IZUMI KATO: UNTITLED
PERROTIN is pleased to present Untitled, Izumi Kato’s second solo show at the gallery.
August 26 – October 25, 2025
Hailing from Japan’s Shimane Prefecture, artist Izumi Kato regularly depicts peculiar creatures that resemble humans. These lifeforms are characterized by heads that seem large in proportion to their bodies and eyes drawn with particular emphasis, as well as arms and legs that tend to taper off, ambiguous; our imagination, here, turns toward extraterrestrial beings, or perhaps spirits belonging to the natural world. Having studied oil painting at Musashino Art University, Kato initially expressed these forms as two-dimensional paintings, gradually expanding his practice into three dimensions over time by incorporating various materials like wood, stone, cloth, soft vinyl, and plastic models, as well as exploring different modes of expression like painting directly onto kimonos.

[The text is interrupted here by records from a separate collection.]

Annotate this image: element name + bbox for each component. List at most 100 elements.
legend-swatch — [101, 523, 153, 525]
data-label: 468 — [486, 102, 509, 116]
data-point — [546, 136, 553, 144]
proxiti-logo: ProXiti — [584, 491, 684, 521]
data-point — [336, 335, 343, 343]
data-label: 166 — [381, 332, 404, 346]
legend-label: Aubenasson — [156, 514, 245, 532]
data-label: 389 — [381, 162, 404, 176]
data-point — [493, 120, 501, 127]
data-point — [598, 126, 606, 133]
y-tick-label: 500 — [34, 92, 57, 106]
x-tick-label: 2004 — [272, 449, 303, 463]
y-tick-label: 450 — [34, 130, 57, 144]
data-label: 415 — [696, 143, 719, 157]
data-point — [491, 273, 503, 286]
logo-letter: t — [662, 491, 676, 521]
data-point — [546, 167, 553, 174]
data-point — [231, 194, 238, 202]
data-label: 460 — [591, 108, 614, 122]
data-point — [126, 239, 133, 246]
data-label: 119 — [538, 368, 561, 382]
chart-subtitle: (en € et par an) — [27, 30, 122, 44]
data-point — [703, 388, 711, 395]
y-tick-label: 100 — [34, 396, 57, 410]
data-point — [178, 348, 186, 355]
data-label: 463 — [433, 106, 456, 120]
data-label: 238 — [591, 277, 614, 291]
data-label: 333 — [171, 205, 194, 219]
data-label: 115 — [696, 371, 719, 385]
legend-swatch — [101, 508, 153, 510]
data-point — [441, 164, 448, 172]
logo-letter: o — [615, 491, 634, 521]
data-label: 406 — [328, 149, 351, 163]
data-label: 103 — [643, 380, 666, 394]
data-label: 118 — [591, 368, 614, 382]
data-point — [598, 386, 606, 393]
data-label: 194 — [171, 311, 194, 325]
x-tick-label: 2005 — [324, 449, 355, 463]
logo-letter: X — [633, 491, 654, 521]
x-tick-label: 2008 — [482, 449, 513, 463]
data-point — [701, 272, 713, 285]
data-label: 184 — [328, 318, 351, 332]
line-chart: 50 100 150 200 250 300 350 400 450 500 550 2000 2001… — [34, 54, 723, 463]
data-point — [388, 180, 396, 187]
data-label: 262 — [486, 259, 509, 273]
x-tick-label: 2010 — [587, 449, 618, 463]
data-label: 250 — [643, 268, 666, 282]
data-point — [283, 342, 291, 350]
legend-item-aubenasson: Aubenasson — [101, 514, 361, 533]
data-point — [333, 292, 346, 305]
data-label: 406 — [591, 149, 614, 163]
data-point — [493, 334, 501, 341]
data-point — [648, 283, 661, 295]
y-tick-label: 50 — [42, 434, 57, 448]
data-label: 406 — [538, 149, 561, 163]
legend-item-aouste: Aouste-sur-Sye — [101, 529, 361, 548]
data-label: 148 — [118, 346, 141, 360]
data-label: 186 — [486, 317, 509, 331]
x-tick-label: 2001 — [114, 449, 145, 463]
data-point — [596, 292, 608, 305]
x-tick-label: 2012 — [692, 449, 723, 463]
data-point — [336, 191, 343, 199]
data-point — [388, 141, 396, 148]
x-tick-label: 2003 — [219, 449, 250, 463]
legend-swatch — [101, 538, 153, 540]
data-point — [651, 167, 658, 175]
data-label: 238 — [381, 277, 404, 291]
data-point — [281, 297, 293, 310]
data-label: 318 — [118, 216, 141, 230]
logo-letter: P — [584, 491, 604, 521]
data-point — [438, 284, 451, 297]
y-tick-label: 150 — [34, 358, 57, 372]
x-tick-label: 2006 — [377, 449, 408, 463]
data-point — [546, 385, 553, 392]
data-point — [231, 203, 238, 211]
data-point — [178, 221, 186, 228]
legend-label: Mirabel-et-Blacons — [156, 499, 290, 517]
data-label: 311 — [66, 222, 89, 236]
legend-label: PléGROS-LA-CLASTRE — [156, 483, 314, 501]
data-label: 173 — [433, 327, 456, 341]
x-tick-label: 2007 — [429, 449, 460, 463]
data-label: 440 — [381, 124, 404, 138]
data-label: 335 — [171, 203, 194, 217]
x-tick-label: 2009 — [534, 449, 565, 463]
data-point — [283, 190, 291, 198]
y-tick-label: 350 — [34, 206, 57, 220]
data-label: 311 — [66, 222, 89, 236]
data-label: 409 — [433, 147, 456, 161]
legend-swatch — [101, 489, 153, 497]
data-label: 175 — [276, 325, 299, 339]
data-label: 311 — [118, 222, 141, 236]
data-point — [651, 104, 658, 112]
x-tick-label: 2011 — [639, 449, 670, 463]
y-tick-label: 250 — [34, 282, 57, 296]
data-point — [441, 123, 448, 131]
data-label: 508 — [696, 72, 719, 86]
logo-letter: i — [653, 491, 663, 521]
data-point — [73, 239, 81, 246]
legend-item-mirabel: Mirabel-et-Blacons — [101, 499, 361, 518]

The distinctive lifeforms of Izumi Kato were not arrived at in one fell swoop; rather, they speak to a process of change that involved multiple stages. Just as an insect reaches its final form through a given process of metamorphosis, Kato’s forms evolve both consistently and sequentially, as if following a predetermined course—ultimately establishing, as a result, a singular formative language entirely his own.
While Kato works not just in painting, sculpture, and installation but crosses freely into and out of disparate fields like fashion and handicraft, painting does remain at the heart of his art—perhaps because he majored in it as an undergraduate. In other words, the artist’s approach begins by first realizing an idea or concept through painting, and then gradually expanding the result into the realm of sculpture or installation involving an array of different materials.